Development Experience

I've been interested in web development since the web became popular and taught myself HTML in about 1995. I created my first website in 1999 and even registered my own domain. After discovering that the company website didn’t work in one of the most popular browsers, I was given the role of webmaster, taking the layout from professional designers and converting them into a working sales site. As the company expanded, the webmaster role was outsourced to an external company, but I was still working extensively on both the HTML help and a small customer portal, something which lead directly to my involvement in the creation of a new customer site that provided news, training information and demonstration videos. The initial idea was to develop the site using the same Mediawiki software that supports Wikipedia, but it rapidly became apparent that the site would also require the ability to store content in PDF format. Using a combination of the Sphinx search engine, a custom MySQL database and my own PHP code, I was able to create a seamless search experience for the site. I based the look and feel on a publicly available "skin", replacing the original code-heavy template with a simplified version that allowed me to create the design using Dreamweaver, using placeholders that could be replaced with the wiki content on the live site.

When the customer site was redesigned, I replaced the template with a version that included a modern layout containing drop-down menus and transparent rollover effects, taking images created by a professional web designer and converting them into a functional and highly effective website. I took care to ensure that the site worked well on both a standard PC and on mobile devices, creating the appropriate media queries to cover the standard display formats.

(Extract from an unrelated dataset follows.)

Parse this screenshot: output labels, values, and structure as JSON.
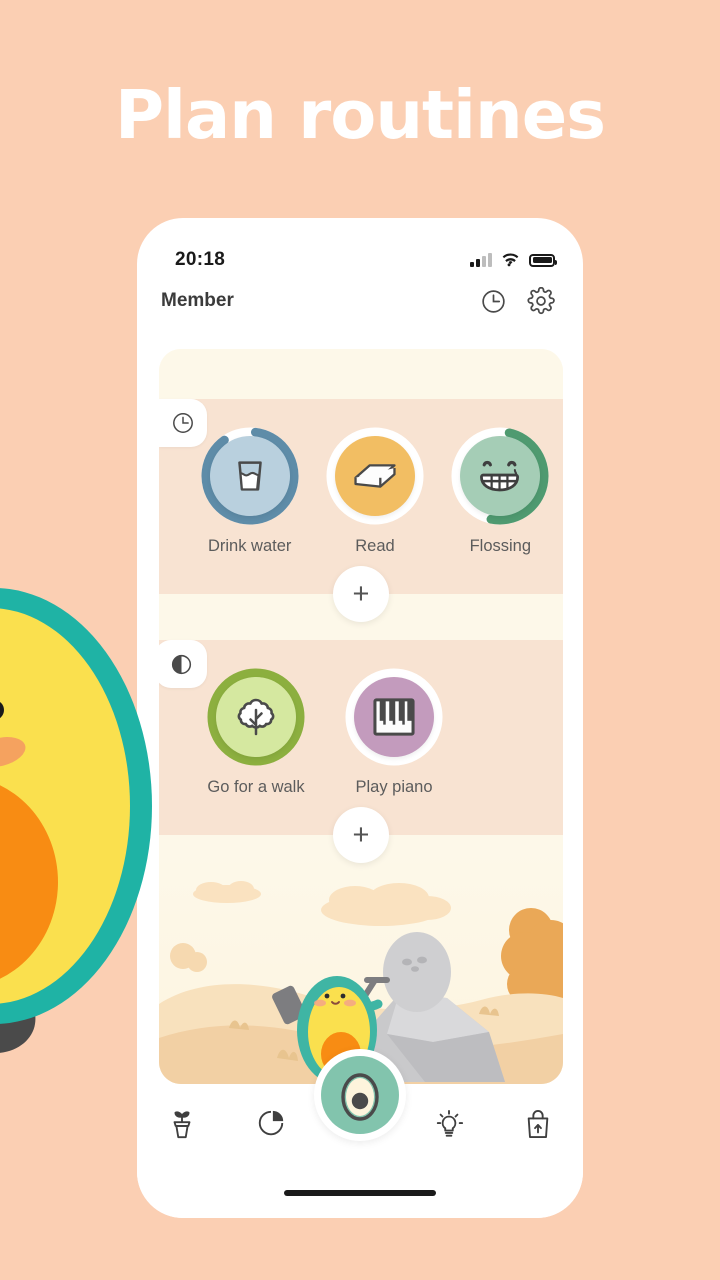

My next project was to create a simple pay-per-view portal to provide on-demand training material for our customers. Access to the site was locked down using Windows security, and the payment was processed from the corporate website. My own role was to develop the code required to authenticate each viewing request and to restrict the playback between a range of dates or for a selected number of times. I handled the video playback using some custom Flash code using HTML5 video as the fall-back. I dealt with the authentication using a MySQL database and streamed the video using some custom PHP which read the file from the server and displayed it using a custom HTTP header. I also created a small web page for the administrator that allowed them to generate an authenticated link and email this to the customer.

A few years later, I worked as the technical developer of our corporate intranet based on Sharepoint, creating custom code which provided drop-down menus, fixed table headings and intelligent forms. The development work made extensive use of Jquery and used AJAX to read information from the Sharepoint API. I was also required to lock down the Sharepoint user-interface so that unnecessary icons were hidden from the general users. My solution was to create code that loaded different CSS files depending on the users' access rights and to add additional CSS to hide the icons that weren't required. I learned a lot during this process as the Sharepoint CSS files have little publicly available documentation and I was forced to discover the settings myself using the browser’s developer functionality.